Os filmes de máfia hoje e seus impactos no cinema
Mesmo longe de seus tempos de glória, o gênero permanece como um dos mais populares, principalmente entre os cinéfilos mais assíduos. Dentre os filmes lançados nos últimos anos, O Irlandês (The Irishman, 2019) recebeu diversas indicações ao Oscar, incluindo a de Melhor Filme. Outro destaque é O Alfaiate (The Outfit, 2022), produzido pela Netflix.

Oscar em 2020 [Imagem: Reprodução/The Movie Database]
É inegável que os filmes de máfia são patrimônios da história cinematográfica, mas toda essa popularidade não seria possível sem um amplo apoio da estrutura americana para divulgar suas produções. Em entrevista ao Cinéfilos, o professor Márcio Rodrigo, da Escola Superior de Propaganda e Marketing (ESPM), comentou sobre o assunto:
“Os Estados Unidos têm não apenas uma grande produção fordista, mas um grande esquema de distribuição global para outros países”, afirma. “Eles fazem filmes universalistas — hoje chamados de ‘clássicos’ — e contam histórias que, na verdade, geram identificação e proximidade, conexão com plateias do mundo inteiro.”
O gênero de máfia também pode ser encontrado em outros contextos fora da realidade americana e ocidental. “Na contemporaneidade, podemos pensar em filmes como Kill Bill [Volume 1 e 2], que indiretamente tratam da questão da máfia a partir de uma variação que não é a italiana”, comenta o professor. “Você também pode ter um filme de ‘máfia’ no Brasil, como Cidade de Deus (2002) ou Tropa de Elite (2007), que falam de facções que influenciam na vida e na cultura de uma cidade como o Rio de Janeiro, especialmente em bairros periféricos.”

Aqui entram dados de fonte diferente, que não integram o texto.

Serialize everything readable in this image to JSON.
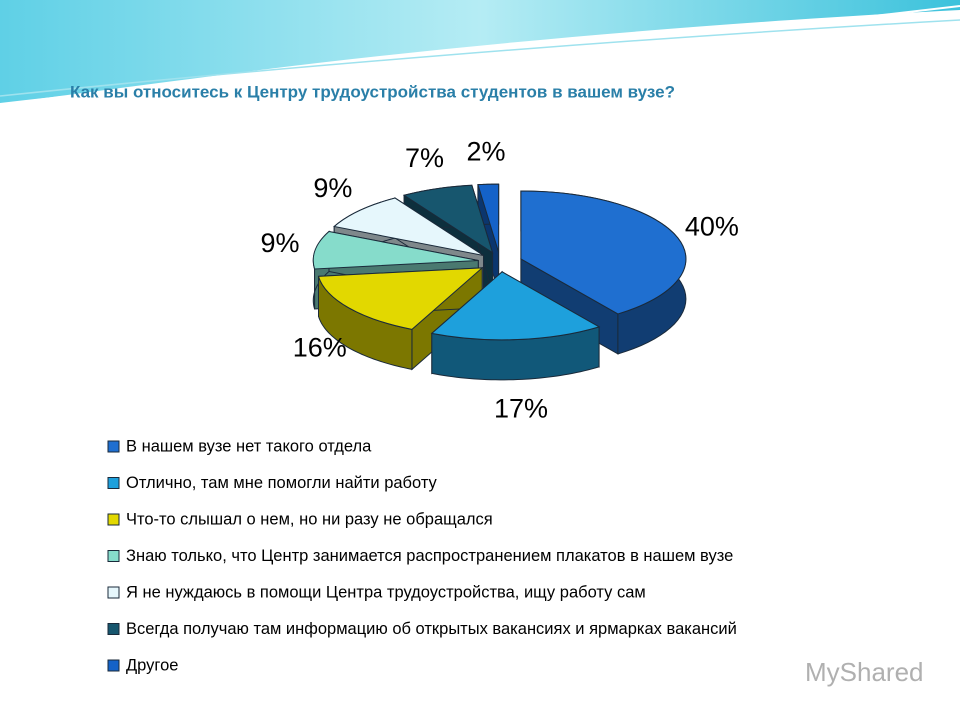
{
  "chart_data": {
    "type": "pie",
    "title": "Как вы относитесь к Центру трудоустройства студентов в вашем вузе?",
    "categories": [
      "В нашем вузе нет такого отдела",
      "Отлично, там мне помогли найти работу",
      "Что-то слышал о нем, но ни разу не обращался",
      "Знаю только, что Центр занимается распространением плакатов в нашем вузе",
      "Я не нуждаюсь в помощи Центра трудоустройства, ищу работу сам",
      "Всегда получаю там информацию об открытых вакансиях и ярмарках вакансий",
      "Другое"
    ],
    "values": [
      40,
      17,
      16,
      9,
      9,
      7,
      2
    ],
    "value_labels": [
      "40%",
      "17%",
      "16%",
      "9%",
      "9%",
      "7%",
      "2%"
    ],
    "colors": [
      "#1f6fd0",
      "#1ea0dc",
      "#e2d800",
      "#86dccb",
      "#e6f7fc",
      "#17566e",
      "#1462c8"
    ]
  },
  "watermark": "MyShared"
}
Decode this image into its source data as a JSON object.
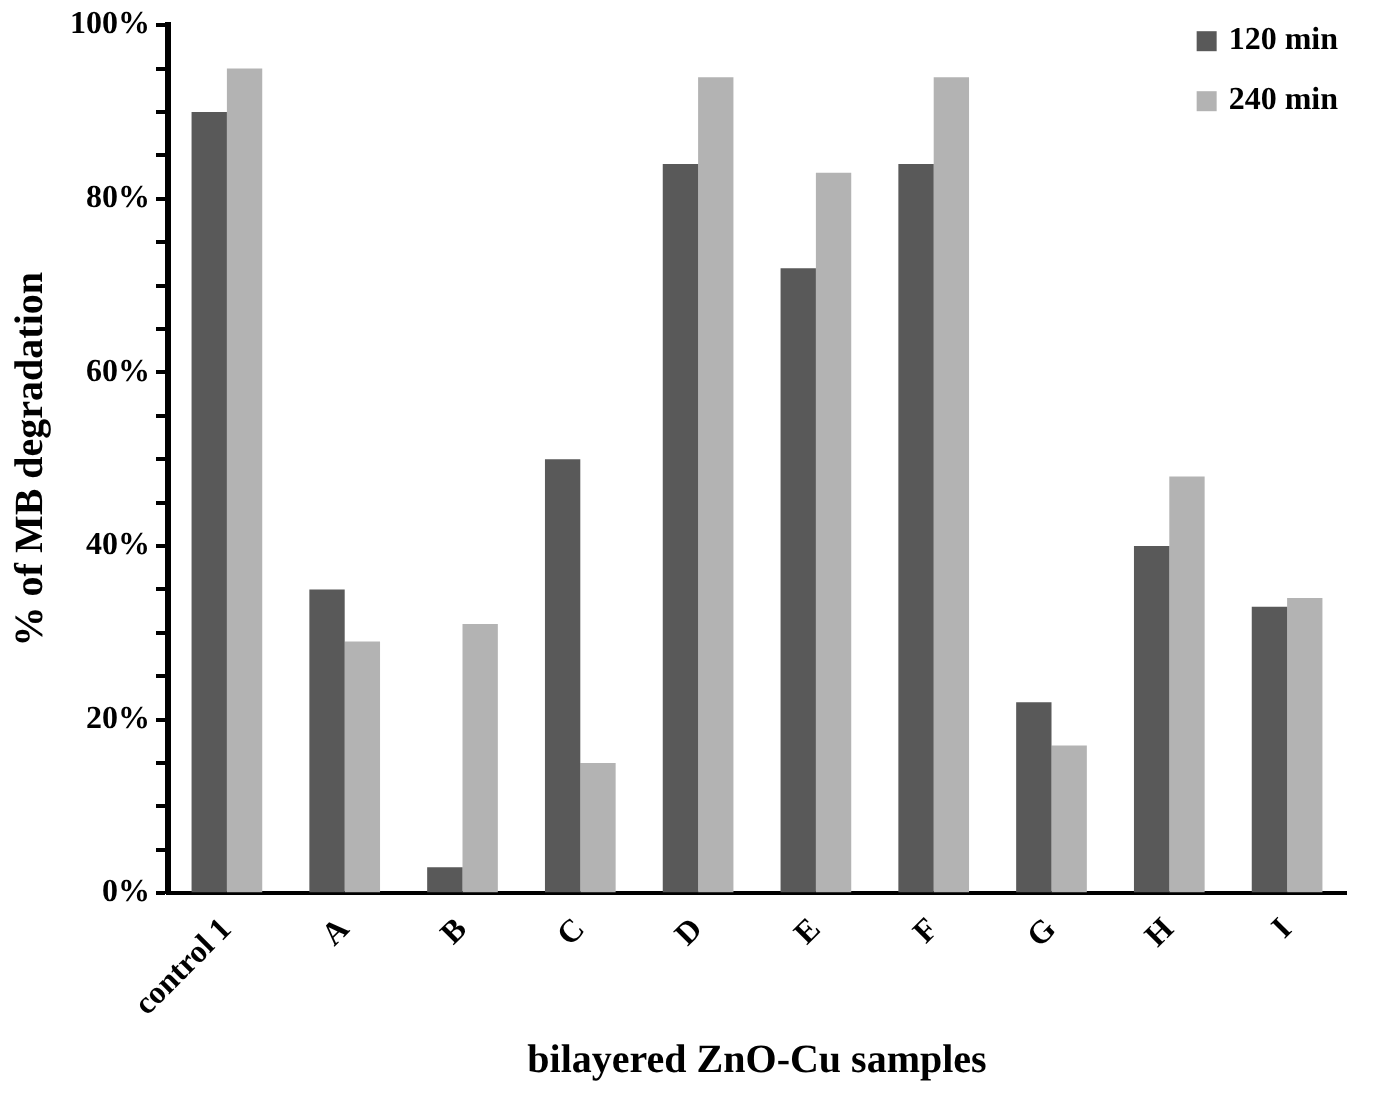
{
  "chart_data": {
    "type": "bar",
    "xlabel": "bilayered ZnO-Cu samples",
    "ylabel": "% of MB degradation",
    "categories": [
      "control 1",
      "A",
      "B",
      "C",
      "D",
      "E",
      "F",
      "G",
      "H",
      "I"
    ],
    "series": [
      {
        "name": "120 min",
        "color": "#595959",
        "values": [
          90,
          35,
          3,
          50,
          84,
          72,
          84,
          22,
          40,
          33
        ]
      },
      {
        "name": "240 min",
        "color": "#b3b3b3",
        "values": [
          95,
          29,
          31,
          15,
          94,
          83,
          94,
          17,
          48,
          34
        ]
      }
    ],
    "ylim": [
      0,
      100
    ],
    "yticks": [
      {
        "value": 0,
        "label": "0%"
      },
      {
        "value": 5,
        "label": null
      },
      {
        "value": 10,
        "label": null
      },
      {
        "value": 15,
        "label": null
      },
      {
        "value": 20,
        "label": "20%"
      },
      {
        "value": 25,
        "label": null
      },
      {
        "value": 30,
        "label": null
      },
      {
        "value": 35,
        "label": null
      },
      {
        "value": 40,
        "label": "40%"
      },
      {
        "value": 45,
        "label": null
      },
      {
        "value": 50,
        "label": null
      },
      {
        "value": 55,
        "label": null
      },
      {
        "value": 60,
        "label": "60%"
      },
      {
        "value": 65,
        "label": null
      },
      {
        "value": 70,
        "label": null
      },
      {
        "value": 75,
        "label": null
      },
      {
        "value": 80,
        "label": "80%"
      },
      {
        "value": 85,
        "label": null
      },
      {
        "value": 90,
        "label": null
      },
      {
        "value": 95,
        "label": null
      },
      {
        "value": 100,
        "label": "100%"
      }
    ],
    "grid": false,
    "legend": "top right"
  }
}
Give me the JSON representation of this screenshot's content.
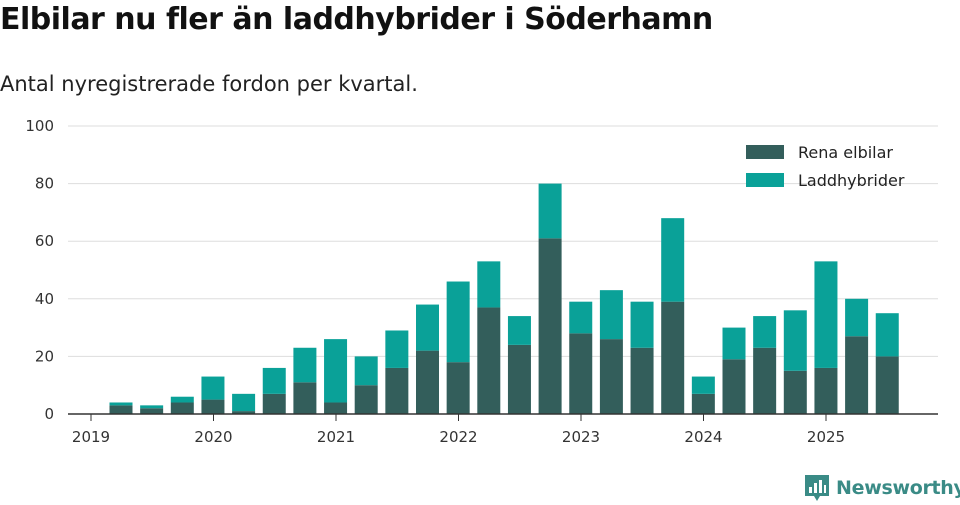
{
  "title": "Elbilar nu fler än laddhybrider i Söderhamn",
  "subtitle": "Antal nyregistrerade fordon per kvartal.",
  "brand": {
    "name": "Newsworthy",
    "icon": "newsworthy-logo-icon"
  },
  "colors": {
    "elbilar": "#335e5b",
    "laddhybrider": "#0aa198",
    "grid": "#dddddd",
    "axis": "#333333",
    "brand": "#3a8b86"
  },
  "chart_data": {
    "type": "bar",
    "stacked": true,
    "title": "Elbilar nu fler än laddhybrider i Söderhamn",
    "subtitle": "Antal nyregistrerade fordon per kvartal.",
    "xlabel": "",
    "ylabel": "",
    "ylim": [
      0,
      100
    ],
    "yticks": [
      0,
      20,
      40,
      60,
      80,
      100
    ],
    "xtick_labels": [
      "2019",
      "2020",
      "2021",
      "2022",
      "2023",
      "2024",
      "2025"
    ],
    "categories": [
      "2019 Q2",
      "2019 Q3",
      "2019 Q4",
      "2020 Q1",
      "2020 Q2",
      "2020 Q3",
      "2020 Q4",
      "2021 Q1",
      "2021 Q2",
      "2021 Q3",
      "2021 Q4",
      "2022 Q1",
      "2022 Q2",
      "2022 Q3",
      "2022 Q4",
      "2023 Q1",
      "2023 Q2",
      "2023 Q3",
      "2023 Q4",
      "2024 Q1",
      "2024 Q2",
      "2024 Q3",
      "2024 Q4",
      "2025 Q1",
      "2025 Q2",
      "2025 Q3"
    ],
    "series": [
      {
        "name": "Rena elbilar",
        "values": [
          3,
          2,
          4,
          5,
          1,
          7,
          11,
          4,
          10,
          16,
          22,
          18,
          37,
          24,
          61,
          28,
          26,
          23,
          39,
          7,
          19,
          23,
          15,
          16,
          27,
          20
        ]
      },
      {
        "name": "Laddhybrider",
        "values": [
          1,
          1,
          2,
          8,
          6,
          9,
          12,
          22,
          10,
          13,
          16,
          28,
          16,
          10,
          19,
          11,
          17,
          16,
          29,
          6,
          11,
          11,
          21,
          37,
          13,
          15
        ]
      }
    ],
    "grid": true,
    "legend": "top-right"
  }
}
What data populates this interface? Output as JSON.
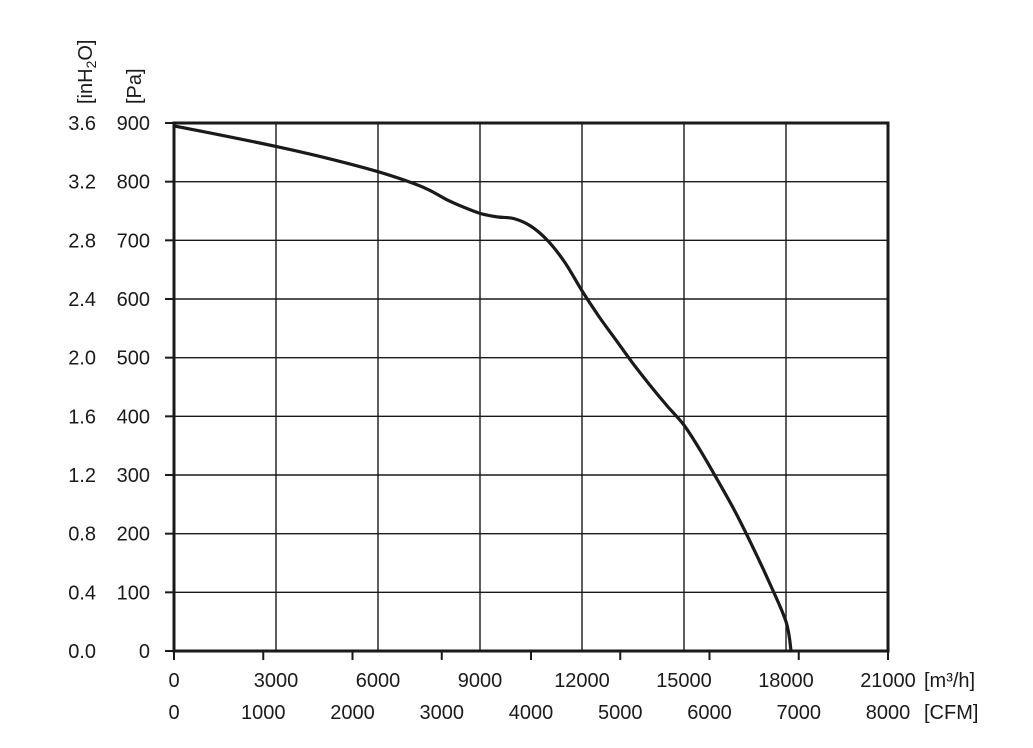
{
  "chart_data": {
    "type": "line",
    "title": "",
    "x_primary": {
      "unit_label": "[m³/h]",
      "range": [
        0,
        21000
      ],
      "gridlines": [
        0,
        3000,
        6000,
        9000,
        12000,
        15000,
        18000,
        21000
      ],
      "tick_labels": [
        "0",
        "3000",
        "6000",
        "9000",
        "12000",
        "15000",
        "18000",
        "21000"
      ]
    },
    "x_secondary": {
      "unit_label": "[CFM]",
      "ticks": [
        0,
        1000,
        2000,
        3000,
        4000,
        5000,
        6000,
        7000,
        8000
      ],
      "tick_labels": [
        "0",
        "1000",
        "2000",
        "3000",
        "4000",
        "5000",
        "6000",
        "7000",
        "8000"
      ]
    },
    "y_primary": {
      "unit_label": "[Pa]",
      "range": [
        0,
        900
      ],
      "ticks": [
        0,
        100,
        200,
        300,
        400,
        500,
        600,
        700,
        800,
        900
      ],
      "tick_labels": [
        "0",
        "100",
        "200",
        "300",
        "400",
        "500",
        "600",
        "700",
        "800",
        "900"
      ]
    },
    "y_secondary": {
      "unit_label": "[inH2O]",
      "tick_labels": [
        "0.0",
        "0.4",
        "0.8",
        "1.2",
        "1.6",
        "2.0",
        "2.4",
        "2.8",
        "3.2",
        "3.6"
      ]
    },
    "grid": true,
    "legend": "none",
    "series": [
      {
        "color": "#1a1a1a",
        "x": [
          0,
          1500,
          3000,
          4500,
          6000,
          7000,
          7500,
          8000,
          8500,
          9000,
          9500,
          10000,
          10500,
          11000,
          11500,
          12000,
          12500,
          13000,
          13500,
          14000,
          14500,
          15000,
          15500,
          16000,
          16500,
          17000,
          17500,
          18000,
          18150
        ],
        "y": [
          895,
          878,
          860,
          840,
          817,
          798,
          786,
          770,
          757,
          746,
          740,
          737,
          724,
          699,
          662,
          614,
          570,
          530,
          490,
          453,
          418,
          385,
          340,
          290,
          238,
          180,
          118,
          50,
          0
        ]
      }
    ]
  }
}
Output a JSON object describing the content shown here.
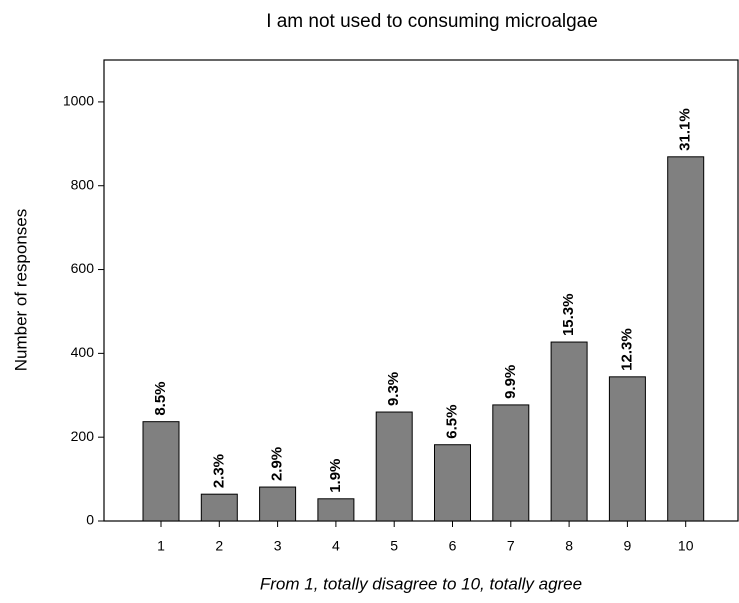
{
  "chart_data": {
    "type": "bar",
    "title": "I am not used to consuming microalgae",
    "y_label": "Number of responses",
    "x_label": "From 1, totally disagree to 10, totally agree",
    "categories": [
      "1",
      "2",
      "3",
      "4",
      "5",
      "6",
      "7",
      "8",
      "9",
      "10"
    ],
    "values": [
      237,
      64,
      81,
      53,
      260,
      182,
      277,
      427,
      344,
      869
    ],
    "value_labels": [
      "8.5%",
      "2.3%",
      "2.9%",
      "1.9%",
      "9.3%",
      "6.5%",
      "9.9%",
      "15.3%",
      "12.3%",
      "31.1%"
    ],
    "color": "#808080",
    "ylim": [
      0,
      1100
    ],
    "yticks": [
      0,
      200,
      400,
      600,
      800,
      1000
    ],
    "grid": false
  }
}
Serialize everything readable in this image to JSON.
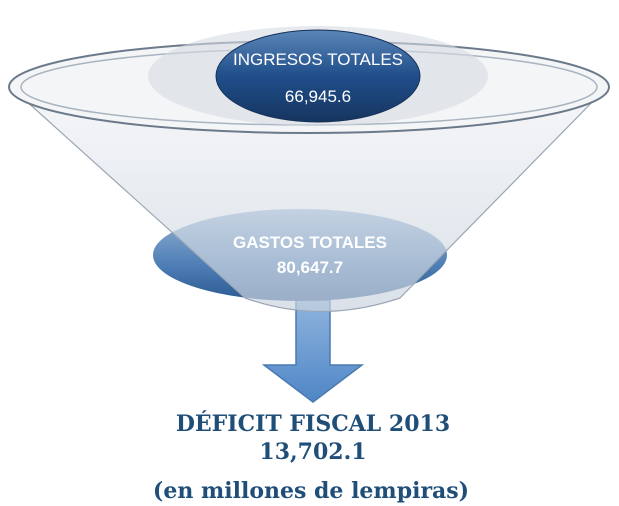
{
  "nodes": [
    {
      "label": "INGRESOS TOTALES",
      "value": "66,945.6"
    },
    {
      "label": "GASTOS TOTALES",
      "value": "80,647.7"
    }
  ],
  "result": {
    "label": "DÉFICIT FISCAL 2013",
    "value": "13,702.1",
    "note": "(en millones de lempiras)"
  }
}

Na visão de Rodrigo, os filmes de máfia têm parte de sua popularidade graças ao interesse do público em obras que tratam de crime, como visto na queda da popularidade do gênero durante a censura imposta aos estúdios. Aproveitando a parcela do público que se interessa por esse tipo de trama, a indústria cinematográfica americana utiliza suas obras como soft power para propagar sua influência em outros países, não se limitando aos filmes de máfia, mas também se estendendo aos outros gêneros do cinema.
Em entrevista ao Cinéfilos, Vitor Bündchen, pesquisador do cinema norte-americano, apresenta alguns fatores presentes nas narrativas dos filmes que fazem o público se interessar pelo gênero e reforça a ideia de que as representações da criminalidade são atrativas para os telespectadores. “O gênero mafioso oferece ao público o que ele mais busca: drama, poder, conflito e moralidade ambígua, tudo embalado por uma estética irresistível.”